Analysis: Too much ‘rot’ has set in at Sears to make it a viable business

10/15/2018
Today is a day that will live in retail infamy. That a storied retailer, once at the pinnacle of the industry, should collapse in such a shabby state of disarray is both terrible and scandalous in equal measure. However, it is not surprising because this is a destination that Sears has been headed towards for many years, with virtually no serious attempt having ever been made to change the trajectory.

In our view there are a multitude of factors that have contributed to Sears’ demise, but foremost among them is management’s failure to understand retail and evolve Sears in a way that would have given the chain a fair chance of survival. Although the present leadership team needs to shoulder much of the responsibility, the missteps arguably go back to the 1980s when Sears became too diversified and lost the deftness that had once made it the world’s largest and most innovative retailer.

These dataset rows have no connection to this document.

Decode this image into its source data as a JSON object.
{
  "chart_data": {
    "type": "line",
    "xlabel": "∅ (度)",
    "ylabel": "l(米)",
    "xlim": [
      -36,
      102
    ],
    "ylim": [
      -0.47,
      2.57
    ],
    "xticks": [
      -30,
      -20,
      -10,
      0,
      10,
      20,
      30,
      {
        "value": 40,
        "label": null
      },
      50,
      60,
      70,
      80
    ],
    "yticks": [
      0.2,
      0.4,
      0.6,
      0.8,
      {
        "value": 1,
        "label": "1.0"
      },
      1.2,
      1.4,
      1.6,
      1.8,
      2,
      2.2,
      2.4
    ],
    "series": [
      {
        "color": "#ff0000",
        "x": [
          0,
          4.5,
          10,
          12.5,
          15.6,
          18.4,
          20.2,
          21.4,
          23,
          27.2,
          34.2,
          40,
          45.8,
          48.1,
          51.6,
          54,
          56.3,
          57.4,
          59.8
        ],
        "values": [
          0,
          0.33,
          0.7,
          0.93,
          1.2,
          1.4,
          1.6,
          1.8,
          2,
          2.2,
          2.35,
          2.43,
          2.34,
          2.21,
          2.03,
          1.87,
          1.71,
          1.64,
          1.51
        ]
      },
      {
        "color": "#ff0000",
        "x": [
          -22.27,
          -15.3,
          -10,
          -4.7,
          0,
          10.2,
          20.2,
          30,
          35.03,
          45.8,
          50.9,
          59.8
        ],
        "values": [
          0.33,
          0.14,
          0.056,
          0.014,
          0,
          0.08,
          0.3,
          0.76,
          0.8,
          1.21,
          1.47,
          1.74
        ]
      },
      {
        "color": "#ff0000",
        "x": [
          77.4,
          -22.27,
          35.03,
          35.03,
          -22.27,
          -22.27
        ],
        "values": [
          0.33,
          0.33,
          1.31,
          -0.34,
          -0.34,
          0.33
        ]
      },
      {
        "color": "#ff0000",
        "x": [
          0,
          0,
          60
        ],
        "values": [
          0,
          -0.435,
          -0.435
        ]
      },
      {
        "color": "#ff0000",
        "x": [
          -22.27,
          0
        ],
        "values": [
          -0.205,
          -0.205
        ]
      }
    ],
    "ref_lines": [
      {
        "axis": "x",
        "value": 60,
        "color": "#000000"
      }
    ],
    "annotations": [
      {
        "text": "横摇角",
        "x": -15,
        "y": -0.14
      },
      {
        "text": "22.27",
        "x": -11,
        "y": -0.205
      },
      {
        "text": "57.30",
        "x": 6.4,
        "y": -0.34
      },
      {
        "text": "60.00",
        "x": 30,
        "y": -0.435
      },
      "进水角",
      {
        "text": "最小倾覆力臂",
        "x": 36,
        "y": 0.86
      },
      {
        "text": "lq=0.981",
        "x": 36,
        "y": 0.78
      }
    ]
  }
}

“As much as today is a conclusion of sorts, it is not the end of the story. Chapter 11 means that Sears will continue on, at least for the foreseeable future, as it tries to find a solution to its financial woes and attempts to carve out a place for itself in the retail market. Neither of these things will be easy to accomplish. In our view, too much rot has set in at Sears to make it viable business. The brand is now tarnished just as the economics of its model are firmly stacked against its future success.

That said, trading through the holidays is a reasonable tactic, not least because it will allow Sears to clear down some inventory and ensure that at least some staff can keep their jobs, even if only temporarily. Even so, Sears will still be running up a down escalator. This is all the more so as many consumers will now be nervous about buying bigger ticket items from the retailer for fear that it may not be around to back guarantees or fix problems come the new year. Moreover, our own survey data of where people are intending to shop over the holidays shows that Sears is facing the prospect of another year of sliding customer numbers.

“For rival retailers, today’s decision is probably the best outcome. A full liquidation over the holiday period would have created a lot of price pressure in the market and would likely have diverted some spending from other stores. A partial closure of shops is far less damaging.

“Over the longer term it is still unclear what Sears hopes to accomplish. We believe there is no clear path to success. The group has tried to shrink its way to profitability for years to no avail, so it is hard to see why pursuing the same strategy under the auspice of Chapter 11 would result in a different outcome. Further asset sales may reduce debt, but they would not put the company on a sound financial footing nor would they solve the operating losses the group is racking up.

“Ultimately, Sears needs not just to fix its financial problems. It also needs to repair the deficiencies in terms of retail strategy. In our opinion, only a complete change of management will bring this about.”